Ah, hah! You say they visited the site 145 times between Aug 1st and Aug 14th of last year? Interesting!
Now, I must go author a letter to the editor of Science. Also, I’m going to raise a ruckus with these people at the next conference.”
Okay, maybe you’re not into confrontation (which sort of begs the question of how you got into academic research in the first place…)
That aside… the longstanding gripe in the science community is that the publishing cycle is generally too long.
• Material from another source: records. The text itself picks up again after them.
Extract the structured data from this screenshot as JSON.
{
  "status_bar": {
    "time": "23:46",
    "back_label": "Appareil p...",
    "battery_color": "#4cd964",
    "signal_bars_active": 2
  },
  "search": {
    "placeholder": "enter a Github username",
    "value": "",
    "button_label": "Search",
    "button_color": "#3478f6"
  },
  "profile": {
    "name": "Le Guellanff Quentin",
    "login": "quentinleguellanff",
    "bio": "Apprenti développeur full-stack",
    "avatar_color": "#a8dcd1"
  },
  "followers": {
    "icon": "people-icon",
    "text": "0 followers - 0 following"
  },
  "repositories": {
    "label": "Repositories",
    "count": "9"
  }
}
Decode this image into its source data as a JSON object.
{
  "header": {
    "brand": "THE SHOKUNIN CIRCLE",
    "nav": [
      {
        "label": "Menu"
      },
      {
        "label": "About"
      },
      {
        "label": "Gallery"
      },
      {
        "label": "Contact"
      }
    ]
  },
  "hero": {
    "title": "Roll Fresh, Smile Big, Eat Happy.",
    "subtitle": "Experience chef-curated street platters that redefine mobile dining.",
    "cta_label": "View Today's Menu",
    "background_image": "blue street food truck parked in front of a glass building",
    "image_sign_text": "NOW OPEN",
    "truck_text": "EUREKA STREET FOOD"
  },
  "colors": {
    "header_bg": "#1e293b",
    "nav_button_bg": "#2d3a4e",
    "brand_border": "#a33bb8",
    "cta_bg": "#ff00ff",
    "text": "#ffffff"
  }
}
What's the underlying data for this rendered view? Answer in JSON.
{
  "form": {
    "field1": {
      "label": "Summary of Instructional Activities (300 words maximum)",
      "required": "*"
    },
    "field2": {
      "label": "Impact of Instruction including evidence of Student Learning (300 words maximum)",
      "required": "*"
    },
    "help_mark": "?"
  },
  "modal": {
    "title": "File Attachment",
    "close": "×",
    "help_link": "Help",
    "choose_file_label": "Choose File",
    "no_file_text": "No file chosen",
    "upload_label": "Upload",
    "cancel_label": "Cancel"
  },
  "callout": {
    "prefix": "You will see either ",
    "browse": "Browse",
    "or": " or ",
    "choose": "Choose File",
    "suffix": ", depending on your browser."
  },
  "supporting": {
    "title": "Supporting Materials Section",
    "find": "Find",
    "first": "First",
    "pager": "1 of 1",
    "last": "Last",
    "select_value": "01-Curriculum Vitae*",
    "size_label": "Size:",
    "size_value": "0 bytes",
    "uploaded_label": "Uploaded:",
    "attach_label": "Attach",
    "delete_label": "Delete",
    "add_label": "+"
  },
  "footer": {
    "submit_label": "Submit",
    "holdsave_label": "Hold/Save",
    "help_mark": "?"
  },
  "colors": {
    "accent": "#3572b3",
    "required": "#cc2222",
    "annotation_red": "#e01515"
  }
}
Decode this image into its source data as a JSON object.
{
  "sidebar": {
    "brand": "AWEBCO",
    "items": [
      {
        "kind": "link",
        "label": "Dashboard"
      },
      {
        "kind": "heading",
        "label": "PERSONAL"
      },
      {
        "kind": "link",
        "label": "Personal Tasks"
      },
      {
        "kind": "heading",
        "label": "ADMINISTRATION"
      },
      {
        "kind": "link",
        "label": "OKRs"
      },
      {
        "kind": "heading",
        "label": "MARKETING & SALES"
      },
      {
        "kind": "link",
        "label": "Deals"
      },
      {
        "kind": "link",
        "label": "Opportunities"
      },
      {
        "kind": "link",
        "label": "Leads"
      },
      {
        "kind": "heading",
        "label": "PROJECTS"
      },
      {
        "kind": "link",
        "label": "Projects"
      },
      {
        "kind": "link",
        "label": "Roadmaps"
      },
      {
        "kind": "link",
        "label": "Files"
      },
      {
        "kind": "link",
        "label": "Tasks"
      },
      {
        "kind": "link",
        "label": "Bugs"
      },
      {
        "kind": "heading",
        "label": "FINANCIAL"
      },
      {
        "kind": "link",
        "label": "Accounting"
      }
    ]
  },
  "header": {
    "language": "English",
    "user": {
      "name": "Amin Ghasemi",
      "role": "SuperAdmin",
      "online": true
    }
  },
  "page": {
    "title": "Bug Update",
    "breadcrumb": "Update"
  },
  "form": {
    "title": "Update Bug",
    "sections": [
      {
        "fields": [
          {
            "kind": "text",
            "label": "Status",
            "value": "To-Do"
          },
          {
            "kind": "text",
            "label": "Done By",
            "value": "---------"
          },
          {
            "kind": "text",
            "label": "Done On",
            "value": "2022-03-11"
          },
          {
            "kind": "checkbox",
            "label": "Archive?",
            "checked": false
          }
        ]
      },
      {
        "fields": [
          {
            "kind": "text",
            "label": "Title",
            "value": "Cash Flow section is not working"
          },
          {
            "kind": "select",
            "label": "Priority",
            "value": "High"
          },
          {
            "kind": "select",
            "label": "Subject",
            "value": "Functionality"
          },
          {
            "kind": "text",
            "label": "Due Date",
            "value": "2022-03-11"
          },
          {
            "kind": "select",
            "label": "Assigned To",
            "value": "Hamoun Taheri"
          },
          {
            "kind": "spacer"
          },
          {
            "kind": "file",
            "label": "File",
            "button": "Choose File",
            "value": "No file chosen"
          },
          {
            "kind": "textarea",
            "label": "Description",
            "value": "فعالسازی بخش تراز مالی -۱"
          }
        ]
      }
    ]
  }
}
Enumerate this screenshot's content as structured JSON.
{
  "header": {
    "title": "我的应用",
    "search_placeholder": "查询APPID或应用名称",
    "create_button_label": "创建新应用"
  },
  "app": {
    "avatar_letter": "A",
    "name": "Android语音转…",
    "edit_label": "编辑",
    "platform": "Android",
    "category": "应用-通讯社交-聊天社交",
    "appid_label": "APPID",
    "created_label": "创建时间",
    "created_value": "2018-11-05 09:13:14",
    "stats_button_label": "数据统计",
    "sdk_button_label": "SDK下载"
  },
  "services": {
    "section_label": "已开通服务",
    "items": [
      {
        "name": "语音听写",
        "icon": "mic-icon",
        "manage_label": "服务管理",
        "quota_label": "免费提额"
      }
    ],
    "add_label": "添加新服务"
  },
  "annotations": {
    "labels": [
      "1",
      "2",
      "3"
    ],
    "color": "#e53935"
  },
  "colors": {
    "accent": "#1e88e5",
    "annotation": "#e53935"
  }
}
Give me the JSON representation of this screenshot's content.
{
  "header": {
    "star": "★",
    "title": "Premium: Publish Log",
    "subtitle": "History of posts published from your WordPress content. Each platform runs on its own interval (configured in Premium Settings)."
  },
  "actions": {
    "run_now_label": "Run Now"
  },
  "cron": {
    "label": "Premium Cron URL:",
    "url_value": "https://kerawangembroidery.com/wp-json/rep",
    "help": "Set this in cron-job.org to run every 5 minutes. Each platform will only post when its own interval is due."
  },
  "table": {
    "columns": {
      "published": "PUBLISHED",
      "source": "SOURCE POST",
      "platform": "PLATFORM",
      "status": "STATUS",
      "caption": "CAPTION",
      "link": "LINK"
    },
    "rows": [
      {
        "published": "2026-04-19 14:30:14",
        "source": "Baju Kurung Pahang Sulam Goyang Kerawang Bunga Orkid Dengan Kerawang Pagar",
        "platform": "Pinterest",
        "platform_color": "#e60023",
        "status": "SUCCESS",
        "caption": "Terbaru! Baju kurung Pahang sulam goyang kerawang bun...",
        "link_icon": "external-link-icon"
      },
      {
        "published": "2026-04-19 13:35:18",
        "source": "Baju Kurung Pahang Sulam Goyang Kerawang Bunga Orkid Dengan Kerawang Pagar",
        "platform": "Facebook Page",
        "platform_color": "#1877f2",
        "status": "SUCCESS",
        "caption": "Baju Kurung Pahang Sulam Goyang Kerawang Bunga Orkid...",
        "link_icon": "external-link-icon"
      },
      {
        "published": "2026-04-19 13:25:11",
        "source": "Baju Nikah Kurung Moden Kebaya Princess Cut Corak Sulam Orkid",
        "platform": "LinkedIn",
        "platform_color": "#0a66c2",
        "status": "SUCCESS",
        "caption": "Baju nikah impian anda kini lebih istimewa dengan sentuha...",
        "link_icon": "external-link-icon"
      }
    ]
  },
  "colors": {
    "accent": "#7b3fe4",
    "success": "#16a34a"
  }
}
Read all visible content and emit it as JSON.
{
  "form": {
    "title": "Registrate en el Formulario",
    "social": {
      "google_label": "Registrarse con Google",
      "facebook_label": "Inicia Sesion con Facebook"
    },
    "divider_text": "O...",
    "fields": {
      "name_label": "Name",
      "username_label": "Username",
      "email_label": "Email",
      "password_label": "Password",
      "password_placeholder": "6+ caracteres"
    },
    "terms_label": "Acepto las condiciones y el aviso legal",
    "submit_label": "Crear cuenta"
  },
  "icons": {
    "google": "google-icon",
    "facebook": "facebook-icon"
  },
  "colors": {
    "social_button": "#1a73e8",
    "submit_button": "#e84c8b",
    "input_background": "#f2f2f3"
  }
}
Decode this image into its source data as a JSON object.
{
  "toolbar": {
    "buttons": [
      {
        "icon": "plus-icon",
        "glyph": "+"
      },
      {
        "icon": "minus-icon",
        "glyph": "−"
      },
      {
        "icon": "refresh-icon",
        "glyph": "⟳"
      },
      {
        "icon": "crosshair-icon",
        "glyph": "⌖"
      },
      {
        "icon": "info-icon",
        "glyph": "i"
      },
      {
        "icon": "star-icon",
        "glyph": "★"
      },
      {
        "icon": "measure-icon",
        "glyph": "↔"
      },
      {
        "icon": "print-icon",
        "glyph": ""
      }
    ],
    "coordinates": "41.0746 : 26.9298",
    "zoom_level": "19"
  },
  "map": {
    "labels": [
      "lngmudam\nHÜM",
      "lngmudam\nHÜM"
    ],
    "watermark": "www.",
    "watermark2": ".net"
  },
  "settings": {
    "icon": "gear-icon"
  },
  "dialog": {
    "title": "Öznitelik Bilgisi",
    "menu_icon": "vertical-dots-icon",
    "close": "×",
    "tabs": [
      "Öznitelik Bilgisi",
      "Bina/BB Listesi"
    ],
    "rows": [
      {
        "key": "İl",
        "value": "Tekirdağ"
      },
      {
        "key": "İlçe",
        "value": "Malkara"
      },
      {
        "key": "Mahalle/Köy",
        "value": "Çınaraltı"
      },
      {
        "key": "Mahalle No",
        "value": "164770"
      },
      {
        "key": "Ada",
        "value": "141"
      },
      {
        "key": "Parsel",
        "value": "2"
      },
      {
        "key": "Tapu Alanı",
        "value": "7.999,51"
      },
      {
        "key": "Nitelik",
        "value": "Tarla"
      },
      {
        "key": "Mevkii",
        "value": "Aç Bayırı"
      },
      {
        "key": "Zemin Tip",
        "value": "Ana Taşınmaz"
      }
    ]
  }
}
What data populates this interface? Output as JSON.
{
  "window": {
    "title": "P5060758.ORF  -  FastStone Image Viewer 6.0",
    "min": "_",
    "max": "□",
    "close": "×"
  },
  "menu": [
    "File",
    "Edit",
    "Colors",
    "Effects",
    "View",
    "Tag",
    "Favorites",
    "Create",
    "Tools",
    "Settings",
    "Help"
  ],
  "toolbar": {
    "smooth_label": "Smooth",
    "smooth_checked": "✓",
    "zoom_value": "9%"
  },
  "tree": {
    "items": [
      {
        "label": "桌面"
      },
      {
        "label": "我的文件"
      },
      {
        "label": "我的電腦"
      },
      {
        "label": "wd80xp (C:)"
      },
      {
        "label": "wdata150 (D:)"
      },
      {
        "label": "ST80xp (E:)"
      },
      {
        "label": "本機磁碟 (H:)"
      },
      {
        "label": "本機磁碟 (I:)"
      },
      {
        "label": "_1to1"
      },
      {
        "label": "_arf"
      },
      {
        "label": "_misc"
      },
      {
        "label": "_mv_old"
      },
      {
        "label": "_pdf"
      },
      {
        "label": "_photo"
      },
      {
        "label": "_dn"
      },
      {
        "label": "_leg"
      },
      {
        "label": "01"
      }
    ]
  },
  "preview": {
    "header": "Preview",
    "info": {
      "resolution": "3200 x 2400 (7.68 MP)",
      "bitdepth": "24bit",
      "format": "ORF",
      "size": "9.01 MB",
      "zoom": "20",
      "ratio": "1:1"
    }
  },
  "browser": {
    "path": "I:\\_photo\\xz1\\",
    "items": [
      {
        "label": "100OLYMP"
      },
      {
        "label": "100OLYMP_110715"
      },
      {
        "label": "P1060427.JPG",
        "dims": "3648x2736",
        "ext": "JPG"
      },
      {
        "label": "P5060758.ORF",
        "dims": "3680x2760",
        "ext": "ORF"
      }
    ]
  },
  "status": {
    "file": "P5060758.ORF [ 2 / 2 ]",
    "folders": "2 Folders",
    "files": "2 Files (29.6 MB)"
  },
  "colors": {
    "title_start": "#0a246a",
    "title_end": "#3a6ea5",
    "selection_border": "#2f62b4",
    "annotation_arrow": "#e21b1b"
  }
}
How is it that someone (a) found your data (b) analyzed your data (c) wrote up your data (d) submitted it to a journal and (e) had it accepted before you actually submitted your write up?
Especially given that you have a substantial head start on analyzing the data, given that you’re presumably designing your investigation process with some sort of goal in line?
Let’s say I accept that this can happen. With what sort of frequency? Really, is this a big problem? Sure, it might happen.
It might *also* happen that a bunch of other researchers find your data, think it will be useful, contact you, and you get another author credit. They might publish findings that you weren’t precisely looking for, and cite your main paper. They might meet you at that same conference and strike up a collaborative conversation that leads you both to the next Nobel.
I’d say, given the academics that I’ve generally met, the second is a much more frequent occurrence. Why throw away the much-greater likelihood of all that academic goodness out of fear of a much-less-likely negative scenario?